À moins d’un mois de l’ouverture de la 15e édition, je ne comprends pas le silence de l’État sénégalais. Avec tout ce que cela demande comme organisation et travail, le report est inévitable. Il est vrai que les autorités sortantes ont laissé le Ministère dans une « situation inextricable et malveillante », mais les autorités actuelles doivent communiquer. Si elle est reportée, ce sera à quelle date ? Une annulation sera une catastrophe. Il y a déjà beaucoup d’engagements.
Le changement de régime n’est pas une excuse pour un report ou une annulation d’un événement aussi important. En 2000, il y a eu un changement de régime et la biennale a eu lieu. En 2012, il y a eu un changement de régime et la biennale a eu lieu.
Je me demande si les autorités actuelles mesurent réellement l’importance de cet évènement en termes de diplomatie culturelle et d’attractivité économique. Car au-delà des enjeux artistiques, il y a des enjeux socio-économiques, parce que nous recevons beaucoup de touristes, des gens qui sont logés à l’hôtel, qui mangent dans nos restaurants, qui prennent nos taxis. Les organisateurs des expositions Off (plus de 400 !) louent des espaces, engagent des techniciens, achètent tout un matériel de scénographie. Il y a une activité économique importante.
La Biennale de Dakar, c’est aussi plus de 350.000 visiteurs, dont près de 50.000 proviennent de l’étranger, un budget de près d’un milliard (1 625 022 dollars US), plus de 10 000 professionnels, et plus de 3000 créateurs (dans le IN et le OFF).

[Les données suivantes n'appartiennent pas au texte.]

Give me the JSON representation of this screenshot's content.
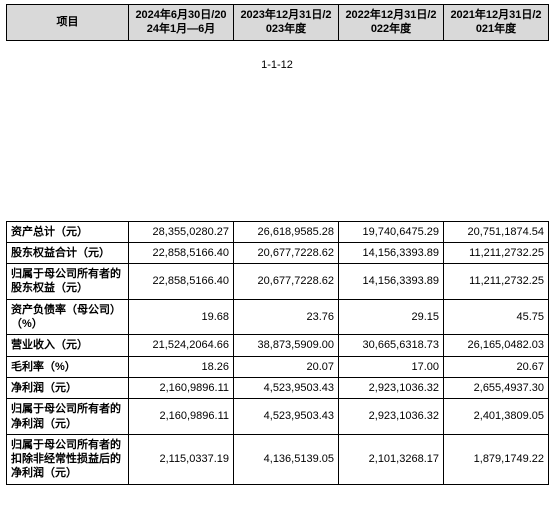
{
  "header": {
    "col0": "项目",
    "col1": "2024年6月30日/2024年1月—6月",
    "col2": "2023年12月31日/2023年度",
    "col3": "2022年12月31日/2022年度",
    "col4": "2021年12月31日/2021年度"
  },
  "page_number": "1-1-12",
  "rows": [
    {
      "label": "资产总计（元）",
      "v1": "28,355,0280.27",
      "v2": "26,618,9585.28",
      "v3": "19,740,6475.29",
      "v4": "20,751,1874.54"
    },
    {
      "label": "股东权益合计（元）",
      "v1": "22,858,5166.40",
      "v2": "20,677,7228.62",
      "v3": "14,156,3393.89",
      "v4": "11,211,2732.25"
    },
    {
      "label": "归属于母公司所有者的股东权益（元）",
      "v1": "22,858,5166.40",
      "v2": "20,677,7228.62",
      "v3": "14,156,3393.89",
      "v4": "11,211,2732.25"
    },
    {
      "label": "资产负债率（母公司）（%）",
      "v1": "19.68",
      "v2": "23.76",
      "v3": "29.15",
      "v4": "45.75"
    },
    {
      "label": "营业收入（元）",
      "v1": "21,524,2064.66",
      "v2": "38,873,5909.00",
      "v3": "30,665,6318.73",
      "v4": "26,165,0482.03"
    },
    {
      "label": "毛利率（%）",
      "v1": "18.26",
      "v2": "20.07",
      "v3": "17.00",
      "v4": "20.67"
    },
    {
      "label": "净利润（元）",
      "v1": "2,160,9896.11",
      "v2": "4,523,9503.43",
      "v3": "2,923,1036.32",
      "v4": "2,655,4937.30"
    },
    {
      "label": "归属于母公司所有者的净利润（元）",
      "v1": "2,160,9896.11",
      "v2": "4,523,9503.43",
      "v3": "2,923,1036.32",
      "v4": "2,401,3809.05"
    },
    {
      "label": "归属于母公司所有者的扣除非经常性损益后的净利润（元）",
      "v1": "2,115,0337.19",
      "v2": "4,136,5139.05",
      "v3": "2,101,3268.17",
      "v4": "1,879,1749.22"
    }
  ],
  "colors": {
    "header_bg": "#d9d9d9",
    "border": "#000000",
    "text": "#000000",
    "background": "#ffffff"
  },
  "fontsize_pt": 11
}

J’étais toujours persuadé qu’un jour viendra où les autorités étatiques ne lui donneront aucune importance. L’histoire me donne raison. Puisqu’elles veulent rationaliser nos institutions, c’est peut-être le moment de changer le statut de la Biennale ; de ne plus la rattacher au Ministère chargé de la Culture et d’en faire une Fondation ou une Association. La pérennité de cette manifestation viendra de son changement de statut. Mais il ne faut pas confondre autonomie et indépendance. Dans tous les cas, la Biennale aura besoin de l’État sénégalais de soutien financier et matériel. Mais elle bénéficiera surtout de financements de bailleurs privés.